The aim of the trip was to discuss the future of Latvian higher education, and particularly the funding for the country’s 34 higher education institutions, in the light of the severe economic downturn in Latvia. EUA also took part in a meeting at the Latvian Parliament with Mr Janis Strazdins, Chairman of the Parliamentary Committee on Education, Science and Culture and Mrs Baiba Rivza, a representative of the Parliamentary Committee on State budget.

The Latvian government has had to cut spending significantly in all areas of its overall budget and higher education has been particularly severely hit. The overall 2009 HE budget was severely cut  (nearly 50%) by government and further reductions are planned for 2010, and this has already led to salary cuts and reductions in staff in all of Latvia’s 34 higher education institutions.

While Latvia is not the only country to experience cuts in higher education budgets over the last year, the EUA delegation  - which also included Board member, Tadeusz Luty, and Secretary General, Lesley Wilson - stressed that it is more important than ever during such difficult economic times to invest in higher education. As underlined in EUA's Prague Declaration, universities are motors for economic recovery offering opportunities to diverse groups of learners, and providing the optimal creative environment for the talented young researchers that Europe needs.

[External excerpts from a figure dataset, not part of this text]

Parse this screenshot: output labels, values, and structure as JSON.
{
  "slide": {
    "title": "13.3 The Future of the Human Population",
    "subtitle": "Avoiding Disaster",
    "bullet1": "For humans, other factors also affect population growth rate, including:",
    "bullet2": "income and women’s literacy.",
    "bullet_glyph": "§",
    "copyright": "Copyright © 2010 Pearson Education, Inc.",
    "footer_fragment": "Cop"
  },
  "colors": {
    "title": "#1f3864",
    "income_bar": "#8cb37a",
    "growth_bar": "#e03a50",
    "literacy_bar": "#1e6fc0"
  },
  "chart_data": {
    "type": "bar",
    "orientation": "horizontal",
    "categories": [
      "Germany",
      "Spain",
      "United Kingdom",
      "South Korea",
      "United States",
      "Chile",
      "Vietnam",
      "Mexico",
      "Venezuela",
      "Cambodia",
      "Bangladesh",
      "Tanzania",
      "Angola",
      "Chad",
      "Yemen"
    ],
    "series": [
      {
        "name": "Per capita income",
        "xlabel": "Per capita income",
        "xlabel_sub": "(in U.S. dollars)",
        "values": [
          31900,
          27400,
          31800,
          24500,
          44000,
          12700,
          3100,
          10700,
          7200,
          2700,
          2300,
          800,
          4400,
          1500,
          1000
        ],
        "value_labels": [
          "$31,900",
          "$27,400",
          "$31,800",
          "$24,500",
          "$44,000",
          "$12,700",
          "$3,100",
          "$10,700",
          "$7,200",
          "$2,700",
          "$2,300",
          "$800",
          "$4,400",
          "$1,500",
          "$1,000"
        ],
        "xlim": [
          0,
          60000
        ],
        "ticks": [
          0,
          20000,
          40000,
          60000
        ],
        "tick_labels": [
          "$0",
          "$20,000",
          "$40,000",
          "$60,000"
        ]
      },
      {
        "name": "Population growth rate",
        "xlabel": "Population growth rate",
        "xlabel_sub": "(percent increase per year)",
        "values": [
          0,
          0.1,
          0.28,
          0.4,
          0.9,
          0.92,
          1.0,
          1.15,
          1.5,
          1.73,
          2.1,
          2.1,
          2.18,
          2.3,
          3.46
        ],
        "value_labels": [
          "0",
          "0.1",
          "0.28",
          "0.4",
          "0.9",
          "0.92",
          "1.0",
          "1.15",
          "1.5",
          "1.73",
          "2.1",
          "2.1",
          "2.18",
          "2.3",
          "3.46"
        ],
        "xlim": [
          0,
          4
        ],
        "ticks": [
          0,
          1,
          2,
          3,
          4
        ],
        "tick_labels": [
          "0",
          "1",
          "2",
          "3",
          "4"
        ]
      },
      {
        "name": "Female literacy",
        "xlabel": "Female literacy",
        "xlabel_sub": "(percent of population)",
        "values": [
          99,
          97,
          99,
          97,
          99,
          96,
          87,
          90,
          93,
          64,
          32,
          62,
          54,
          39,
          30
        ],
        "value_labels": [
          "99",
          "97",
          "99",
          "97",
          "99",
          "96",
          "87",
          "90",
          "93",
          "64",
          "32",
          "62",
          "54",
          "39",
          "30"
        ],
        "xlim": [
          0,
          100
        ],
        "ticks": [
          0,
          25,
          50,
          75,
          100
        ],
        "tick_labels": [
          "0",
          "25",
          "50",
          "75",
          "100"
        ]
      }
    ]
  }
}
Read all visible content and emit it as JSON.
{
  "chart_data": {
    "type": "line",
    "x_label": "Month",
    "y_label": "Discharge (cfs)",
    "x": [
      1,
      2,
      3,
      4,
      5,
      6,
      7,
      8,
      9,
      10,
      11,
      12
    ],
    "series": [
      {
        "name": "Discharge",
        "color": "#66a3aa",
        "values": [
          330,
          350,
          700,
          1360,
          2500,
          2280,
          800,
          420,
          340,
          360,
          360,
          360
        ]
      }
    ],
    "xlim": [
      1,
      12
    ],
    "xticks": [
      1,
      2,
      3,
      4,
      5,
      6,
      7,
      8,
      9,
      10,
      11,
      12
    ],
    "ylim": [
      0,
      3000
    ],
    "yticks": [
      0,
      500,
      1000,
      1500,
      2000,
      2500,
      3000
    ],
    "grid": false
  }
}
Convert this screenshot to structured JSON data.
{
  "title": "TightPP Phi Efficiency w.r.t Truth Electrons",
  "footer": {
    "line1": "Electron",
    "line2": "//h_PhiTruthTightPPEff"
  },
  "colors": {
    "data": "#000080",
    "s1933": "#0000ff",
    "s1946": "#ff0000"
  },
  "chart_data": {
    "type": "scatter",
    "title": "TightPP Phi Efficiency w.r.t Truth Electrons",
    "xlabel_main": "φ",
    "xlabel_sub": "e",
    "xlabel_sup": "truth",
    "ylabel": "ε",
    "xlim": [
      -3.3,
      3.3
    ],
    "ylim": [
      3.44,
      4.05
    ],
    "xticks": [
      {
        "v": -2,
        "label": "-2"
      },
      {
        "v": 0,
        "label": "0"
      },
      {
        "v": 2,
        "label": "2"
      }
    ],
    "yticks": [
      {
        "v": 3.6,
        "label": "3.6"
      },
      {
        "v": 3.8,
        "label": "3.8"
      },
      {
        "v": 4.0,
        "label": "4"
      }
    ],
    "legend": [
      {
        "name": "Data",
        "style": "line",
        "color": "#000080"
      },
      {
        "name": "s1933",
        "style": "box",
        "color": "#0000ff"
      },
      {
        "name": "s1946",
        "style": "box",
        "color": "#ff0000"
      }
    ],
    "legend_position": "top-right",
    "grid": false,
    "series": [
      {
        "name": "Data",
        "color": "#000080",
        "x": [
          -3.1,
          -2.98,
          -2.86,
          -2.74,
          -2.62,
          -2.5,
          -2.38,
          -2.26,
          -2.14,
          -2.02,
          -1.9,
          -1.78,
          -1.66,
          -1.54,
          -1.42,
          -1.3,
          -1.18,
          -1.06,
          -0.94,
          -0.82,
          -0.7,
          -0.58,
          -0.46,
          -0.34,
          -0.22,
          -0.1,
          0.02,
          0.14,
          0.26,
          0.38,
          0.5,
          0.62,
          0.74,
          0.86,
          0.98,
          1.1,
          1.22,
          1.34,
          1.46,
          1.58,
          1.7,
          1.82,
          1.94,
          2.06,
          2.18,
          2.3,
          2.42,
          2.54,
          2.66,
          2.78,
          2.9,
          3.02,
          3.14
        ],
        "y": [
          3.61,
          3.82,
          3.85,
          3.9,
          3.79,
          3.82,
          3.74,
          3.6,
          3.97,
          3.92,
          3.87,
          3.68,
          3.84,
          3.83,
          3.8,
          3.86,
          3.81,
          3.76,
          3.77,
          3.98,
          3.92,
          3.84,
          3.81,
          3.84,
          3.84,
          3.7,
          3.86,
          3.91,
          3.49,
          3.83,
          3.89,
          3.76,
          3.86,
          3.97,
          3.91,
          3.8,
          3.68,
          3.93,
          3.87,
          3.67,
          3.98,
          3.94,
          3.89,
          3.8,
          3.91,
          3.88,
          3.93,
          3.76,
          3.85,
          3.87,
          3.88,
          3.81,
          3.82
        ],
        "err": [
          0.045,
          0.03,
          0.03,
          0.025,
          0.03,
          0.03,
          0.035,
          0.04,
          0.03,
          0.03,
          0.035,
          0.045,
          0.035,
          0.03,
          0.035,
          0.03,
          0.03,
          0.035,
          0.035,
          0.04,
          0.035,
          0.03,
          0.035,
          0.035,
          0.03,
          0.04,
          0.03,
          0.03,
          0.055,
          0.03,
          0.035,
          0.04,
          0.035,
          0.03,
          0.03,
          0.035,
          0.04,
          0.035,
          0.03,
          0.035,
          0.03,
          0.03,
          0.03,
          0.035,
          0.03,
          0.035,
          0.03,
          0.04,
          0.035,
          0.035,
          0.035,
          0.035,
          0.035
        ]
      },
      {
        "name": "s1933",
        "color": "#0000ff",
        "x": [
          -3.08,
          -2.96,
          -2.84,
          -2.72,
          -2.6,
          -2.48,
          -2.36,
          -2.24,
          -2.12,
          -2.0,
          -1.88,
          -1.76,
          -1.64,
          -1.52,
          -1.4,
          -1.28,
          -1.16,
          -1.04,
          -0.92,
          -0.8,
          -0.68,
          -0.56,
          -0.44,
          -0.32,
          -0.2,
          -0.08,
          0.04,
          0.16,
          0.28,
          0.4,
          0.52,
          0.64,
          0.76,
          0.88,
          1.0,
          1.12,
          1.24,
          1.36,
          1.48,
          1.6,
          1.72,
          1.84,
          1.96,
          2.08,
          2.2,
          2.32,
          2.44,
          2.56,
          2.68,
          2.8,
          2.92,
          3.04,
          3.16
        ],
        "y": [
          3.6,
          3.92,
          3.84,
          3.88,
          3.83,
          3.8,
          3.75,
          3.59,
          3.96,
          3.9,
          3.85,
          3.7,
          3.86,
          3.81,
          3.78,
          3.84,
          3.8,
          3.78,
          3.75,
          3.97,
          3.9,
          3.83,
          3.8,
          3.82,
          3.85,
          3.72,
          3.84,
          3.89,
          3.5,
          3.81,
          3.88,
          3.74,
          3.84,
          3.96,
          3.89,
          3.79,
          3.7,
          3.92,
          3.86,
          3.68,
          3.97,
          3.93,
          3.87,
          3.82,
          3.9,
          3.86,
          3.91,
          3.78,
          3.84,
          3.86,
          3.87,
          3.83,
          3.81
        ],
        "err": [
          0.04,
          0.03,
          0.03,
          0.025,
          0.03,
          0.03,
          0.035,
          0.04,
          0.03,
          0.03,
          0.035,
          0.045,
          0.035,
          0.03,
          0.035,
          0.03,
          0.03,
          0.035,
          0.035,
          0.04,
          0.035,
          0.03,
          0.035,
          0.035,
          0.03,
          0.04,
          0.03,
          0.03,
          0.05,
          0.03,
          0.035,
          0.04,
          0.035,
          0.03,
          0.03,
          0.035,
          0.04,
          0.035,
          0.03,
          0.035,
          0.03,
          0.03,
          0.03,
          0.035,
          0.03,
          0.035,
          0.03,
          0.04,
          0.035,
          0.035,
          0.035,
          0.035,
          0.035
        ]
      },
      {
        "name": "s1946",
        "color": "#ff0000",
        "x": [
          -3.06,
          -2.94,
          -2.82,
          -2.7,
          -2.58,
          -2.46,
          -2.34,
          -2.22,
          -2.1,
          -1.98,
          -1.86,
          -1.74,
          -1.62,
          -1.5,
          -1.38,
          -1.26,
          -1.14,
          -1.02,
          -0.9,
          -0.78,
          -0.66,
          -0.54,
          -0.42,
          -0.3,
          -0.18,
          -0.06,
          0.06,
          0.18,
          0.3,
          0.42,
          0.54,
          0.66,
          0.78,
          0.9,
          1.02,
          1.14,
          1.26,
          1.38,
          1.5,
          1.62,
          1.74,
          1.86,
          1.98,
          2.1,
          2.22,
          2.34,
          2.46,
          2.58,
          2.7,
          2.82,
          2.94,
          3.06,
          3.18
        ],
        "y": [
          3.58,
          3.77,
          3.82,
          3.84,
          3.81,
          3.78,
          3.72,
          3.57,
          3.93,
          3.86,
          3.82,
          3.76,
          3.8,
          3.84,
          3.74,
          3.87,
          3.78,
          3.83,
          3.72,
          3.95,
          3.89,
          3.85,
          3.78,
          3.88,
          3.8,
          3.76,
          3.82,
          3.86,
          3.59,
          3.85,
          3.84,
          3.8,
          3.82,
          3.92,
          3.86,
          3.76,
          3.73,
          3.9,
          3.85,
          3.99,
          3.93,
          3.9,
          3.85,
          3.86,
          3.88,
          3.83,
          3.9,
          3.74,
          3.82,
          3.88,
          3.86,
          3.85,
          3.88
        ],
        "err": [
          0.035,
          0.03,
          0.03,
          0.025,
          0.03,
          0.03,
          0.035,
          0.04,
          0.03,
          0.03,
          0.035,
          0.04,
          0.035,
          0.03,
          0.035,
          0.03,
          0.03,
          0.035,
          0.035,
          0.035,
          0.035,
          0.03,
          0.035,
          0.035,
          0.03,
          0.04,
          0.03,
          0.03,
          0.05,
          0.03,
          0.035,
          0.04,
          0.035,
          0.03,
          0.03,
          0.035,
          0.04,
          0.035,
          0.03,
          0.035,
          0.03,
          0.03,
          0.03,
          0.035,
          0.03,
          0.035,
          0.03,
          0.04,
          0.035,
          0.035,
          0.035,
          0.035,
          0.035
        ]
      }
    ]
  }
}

During the meeting, the leader of the Latvian government also spoke about the next year’s budget which is presently being discussed by Parliament, and highlighted that during the 2nd reading of the Budget in Latvia, the Ministry of Education and Science will have the possibility to submit proposals for the allocation of additional funds to higher education.

In the discussions, Professor Rapp also offered the expertise of the association in coordinating an external review, to be carried out by international experts, of the proposals on the table for reforming the structure of higher education in Latvia. Among potential issues that could be addressed in such a review, in addition to the overall structure of the system, are a number of questions addressed in EUA’s comparative study on university autonomy, such as the ownership of real estate in European universities, and different funding strategies.
As stressed in the Prague Declaration, EUA is calling on all member states to step up efforts to reach the Barcelona target of 3% investment in research and development – signifying more than 700,000 additional researchers – and to invest at least 2% of GDP in higher education, as proposed by the European Commission.